Nel Brindisino
Ostuni, il rischio di non essere più «città bianca»
Prima che inizi la stagione turistica è necessario provvedere a ripristinare la tipica luce che emana dalla calce
La «Città bianca» sempre meno bianca visto che la lenitura a latte di calce delle case dell’acropoli del centro storico (diversi non lo hanno fatto l’anno scorso pure in presenza di ordinanza sindacale), con l’arrivo del primo sole primaverile, si mostra affievolito o svanito per tutto così com’è evidente sul primo tratto della cinta muraria dal lato di via Cavallo.
A fine giugno dell’anno scorso, la giunta comunale approvò l’atto che disponeva la tinteggiatura a calce di tutta la cinta muraria d’epoca angioina–aragonese prospiciente viale Oronzo Quaranta.
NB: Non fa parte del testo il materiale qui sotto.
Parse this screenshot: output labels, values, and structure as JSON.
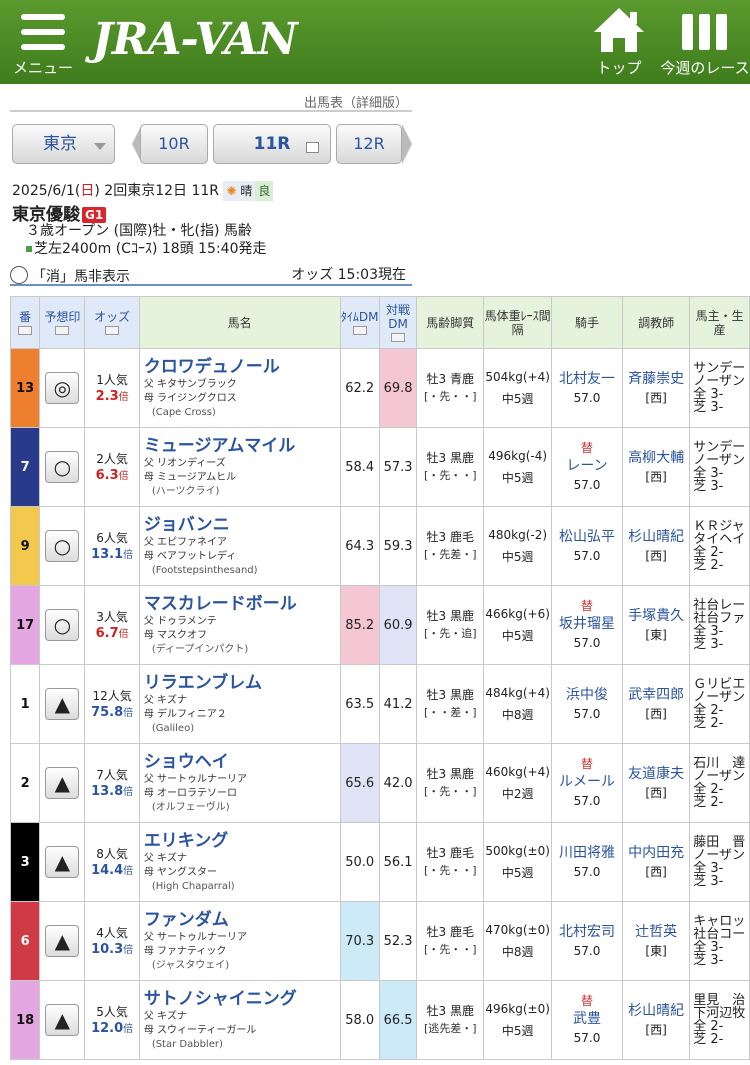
{
  "header": {
    "menu_label": "メニュー",
    "logo": "JRA-VAN",
    "top_label": "トップ",
    "week_label": "今週のレース"
  },
  "page_subtitle": "出馬表（詳細版）",
  "nav": {
    "venue": "東京",
    "prev_race": "10R",
    "current_race": "11R",
    "next_race": "12R"
  },
  "race_info": {
    "date": "2025/6/1",
    "weekday": "日",
    "meeting": "2回東京12日 11R",
    "weather": "晴",
    "going": "良",
    "name": "東京優駿",
    "grade": "G1",
    "conditions": "３歳オープン (国際)牡・牝(指) 馬齢",
    "course": "芝左2400m (Cｺｰｽ) 18頭 15:40発走"
  },
  "options": {
    "scratch_toggle_label": "「消」馬非表示",
    "odds_time": "オッズ 15:03現在"
  },
  "table": {
    "headers": [
      "番",
      "予想印",
      "オッズ",
      "馬名",
      "ﾀｲﾑDM",
      "対戦DM",
      "馬齢脚質",
      "馬体重ﾚｰｽ間隔",
      "騎手",
      "調教師",
      "馬主・生産"
    ],
    "colors": {
      "dm_high": "#f5c6d3",
      "dm_mid": "#e0e3f5",
      "dm_low": "#cdeaf8"
    },
    "rows": [
      {
        "num": "13",
        "frame": "#ee7f2e",
        "mark": "◎",
        "pop": "1人気",
        "odds": "2.3",
        "odds_color": "#cc2222",
        "name": "クロワデュノール",
        "sire": "父 キタサンブラック",
        "dam": "母 ライジングクロス",
        "gs": "(Cape Cross)",
        "tdm": "62.2",
        "tdm_bg": "",
        "vdm": "69.8",
        "vdm_bg": "#f5c6d3",
        "sex": "牡3 青鹿",
        "style": "[・先・・]",
        "weight": "504kg(+4)",
        "interval": "中5週",
        "sub": "",
        "jockey": "北村友一",
        "jw": "57.0",
        "trainer": "斉藤崇史",
        "belong": "[西]",
        "owner": "サンデー",
        "breeder": "ノーザン",
        "rec1": "全 3-",
        "rec2": "芝 3-"
      },
      {
        "num": "7",
        "frame": "#2a3a8a",
        "mark": "○",
        "pop": "2人気",
        "odds": "6.3",
        "odds_color": "#cc2222",
        "name": "ミュージアムマイル",
        "sire": "父 リオンディーズ",
        "dam": "母 ミュージアムヒル",
        "gs": "(ハーツクライ)",
        "tdm": "58.4",
        "tdm_bg": "",
        "vdm": "57.3",
        "vdm_bg": "",
        "sex": "牡3 黒鹿",
        "style": "[・先・・]",
        "weight": "496kg(-4)",
        "interval": "中5週",
        "sub": "替",
        "jockey": "レーン",
        "jw": "57.0",
        "trainer": "高柳大輔",
        "belong": "[西]",
        "owner": "サンデー",
        "breeder": "ノーザン",
        "rec1": "全 3-",
        "rec2": "芝 3-"
      },
      {
        "num": "9",
        "frame": "#f2c94c",
        "mark": "○",
        "pop": "6人気",
        "odds": "13.1",
        "odds_color": "#2a54a0",
        "name": "ジョバンニ",
        "sire": "父 エピファネイア",
        "dam": "母 ベアフットレディ",
        "gs": "(Footstepsinthesand)",
        "tdm": "64.3",
        "tdm_bg": "",
        "vdm": "59.3",
        "vdm_bg": "",
        "sex": "牡3 鹿毛",
        "style": "[・先差・]",
        "weight": "480kg(-2)",
        "interval": "中5週",
        "sub": "",
        "jockey": "松山弘平",
        "jw": "57.0",
        "trainer": "杉山晴紀",
        "belong": "[西]",
        "owner": "ＫＲジャ",
        "breeder": "タイヘイ",
        "rec1": "全 2-",
        "rec2": "芝 2-"
      },
      {
        "num": "17",
        "frame": "#e5a7e2",
        "mark": "○",
        "pop": "3人気",
        "odds": "6.7",
        "odds_color": "#cc2222",
        "name": "マスカレードボール",
        "sire": "父 ドゥラメンテ",
        "dam": "母 マスクオフ",
        "gs": "(ディープインパクト)",
        "tdm": "85.2",
        "tdm_bg": "#f5c6d3",
        "vdm": "60.9",
        "vdm_bg": "#e0e3f5",
        "sex": "牡3 黒鹿",
        "style": "[・先・追]",
        "weight": "466kg(+6)",
        "interval": "中5週",
        "sub": "替",
        "jockey": "坂井瑠星",
        "jw": "57.0",
        "trainer": "手塚貴久",
        "belong": "[東]",
        "owner": "社台レー",
        "breeder": "社台ファ",
        "rec1": "全 3-",
        "rec2": "芝 3-"
      },
      {
        "num": "1",
        "frame": "#ffffff",
        "mark": "▲",
        "pop": "12人気",
        "odds": "75.8",
        "odds_color": "#2a54a0",
        "name": "リラエンブレム",
        "sire": "父 キズナ",
        "dam": "母 デルフィニア２",
        "gs": "(Galileo)",
        "tdm": "63.5",
        "tdm_bg": "",
        "vdm": "41.2",
        "vdm_bg": "",
        "sex": "牡3 黒鹿",
        "style": "[・・差・]",
        "weight": "484kg(+4)",
        "interval": "中8週",
        "sub": "",
        "jockey": "浜中俊",
        "jw": "57.0",
        "trainer": "武幸四郎",
        "belong": "[西]",
        "owner": "Ｇリビエ",
        "breeder": "ノーザン",
        "rec1": "全 2-",
        "rec2": "芝 2-"
      },
      {
        "num": "2",
        "frame": "#ffffff",
        "mark": "▲",
        "pop": "7人気",
        "odds": "13.8",
        "odds_color": "#2a54a0",
        "name": "ショウヘイ",
        "sire": "父 サートゥルナーリア",
        "dam": "母 オーロラテソーロ",
        "gs": "(オルフェーヴル)",
        "tdm": "65.6",
        "tdm_bg": "#e0e3f5",
        "vdm": "42.0",
        "vdm_bg": "",
        "sex": "牡3 黒鹿",
        "style": "[・先・・]",
        "weight": "460kg(+4)",
        "interval": "中2週",
        "sub": "替",
        "jockey": "ルメール",
        "jw": "57.0",
        "trainer": "友道康夫",
        "belong": "[西]",
        "owner": "石川　達",
        "breeder": "ノーザン",
        "rec1": "全 2-",
        "rec2": "芝 2-"
      },
      {
        "num": "3",
        "frame": "#000000",
        "mark": "▲",
        "pop": "8人気",
        "odds": "14.4",
        "odds_color": "#2a54a0",
        "name": "エリキング",
        "sire": "父 キズナ",
        "dam": "母 ヤングスター",
        "gs": "(High Chaparral)",
        "tdm": "50.0",
        "tdm_bg": "",
        "vdm": "56.1",
        "vdm_bg": "",
        "sex": "牡3 鹿毛",
        "style": "[・先・・]",
        "weight": "500kg(±0)",
        "interval": "中5週",
        "sub": "",
        "jockey": "川田将雅",
        "jw": "57.0",
        "trainer": "中内田充",
        "belong": "[西]",
        "owner": "藤田　晋",
        "breeder": "ノーザン",
        "rec1": "全 3-",
        "rec2": "芝 3-"
      },
      {
        "num": "6",
        "frame": "#d03a45",
        "mark": "▲",
        "pop": "4人気",
        "odds": "10.3",
        "odds_color": "#2a54a0",
        "name": "ファンダム",
        "sire": "父 サートゥルナーリア",
        "dam": "母 ファナティック",
        "gs": "(ジャスタウェイ)",
        "tdm": "70.3",
        "tdm_bg": "#cdeaf8",
        "vdm": "52.3",
        "vdm_bg": "",
        "sex": "牡3 鹿毛",
        "style": "[・先・・]",
        "weight": "470kg(±0)",
        "interval": "中8週",
        "sub": "",
        "jockey": "北村宏司",
        "jw": "57.0",
        "trainer": "辻哲英",
        "belong": "[東]",
        "owner": "キャロッ",
        "breeder": "社台コー",
        "rec1": "全 3-",
        "rec2": "芝 3-"
      },
      {
        "num": "18",
        "frame": "#e5a7e2",
        "mark": "▲",
        "pop": "5人気",
        "odds": "12.0",
        "odds_color": "#2a54a0",
        "name": "サトノシャイニング",
        "sire": "父 キズナ",
        "dam": "母 スウィーティーガール",
        "gs": "(Star Dabbler)",
        "tdm": "58.0",
        "tdm_bg": "",
        "vdm": "66.5",
        "vdm_bg": "#cdeaf8",
        "sex": "牡3 黒鹿",
        "style": "[逃先差・]",
        "weight": "496kg(±0)",
        "interval": "中5週",
        "sub": "替",
        "jockey": "武豊",
        "jw": "57.0",
        "trainer": "杉山晴紀",
        "belong": "[西]",
        "owner": "里見　治",
        "breeder": "下河辺牧",
        "rec1": "全 2-",
        "rec2": "芝 2-"
      }
    ]
  }
}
Emergono in maniera evidente diverse zone non ricoperte di calce e parti con caduta anche della malta facendo emergere la pietra nuda mentre in altre parti delle mura di cinta, appare diffuso il nero dello scolo dell’acqua piovana che, a causa degli agenti atmosferici, hanno determinato la formazione di macchie nere ben visibili anche a distanza.
Andando verso la riapertura degli spostamenti sia tra le province che tra le regioni, si prevede che anche quest’estate, la «Città bianca» sarà meta di una moltitudine di forestieri e turisti per cui è importante, attuare per tempo, ogni gara d’appalto per la tinteggiatura della cinta muraria a latte di calce per riportare al suo originario e storico candore il borgo antico e le mura che, oggi vedono compromesso l’aspetto visivo.
In questo periodo di pandemia, la mente ritorna al passato allorquando, nella seconda metà del 700, l’epidemia di peste che aveva mietuto milioni di vittime in Europa e si diffuse nel Regno delle Due Sicilie, raggiunse anche le «Terre d’Otranto» ma la «Città Bianca», si salvò grazie al massiccio impiego di calce, utilizzata per dar luce ai vicoli del rione «La Terra», ma soprattutto per il grande uso di calce viva (od ossido di calcio).
Gli abitanti dell’epoca non potevano immaginare che questa pratica dell’uso della calce viva, li avrebbe salvati dalla peggiore epidemia che l’umanità avesse mai dovuto fronteggiare come: la peste nera.
È necessario pianificare sin da ora, la pitturazione con la calce della cinta muraria che rappresenta un monumento di gran pregio storico–artistico e costituisce il simbolo della Città al fine di presentarsi in un aspetto più consono senza rischiare di perdere la sua caratteristica se non si interverrà per tempo.
Il tutto, al di là dell’ordinanza sindacale che ogni anno, nel mese di giugno, viene diffusa per obbligare i proprietari di case nel rione antico e nelle zone sette-ottocentesche, a dipingere con la calce bianca i muri esterni delle abitazioni al fine di portare avanti la peculiarità del bianco del centro storico.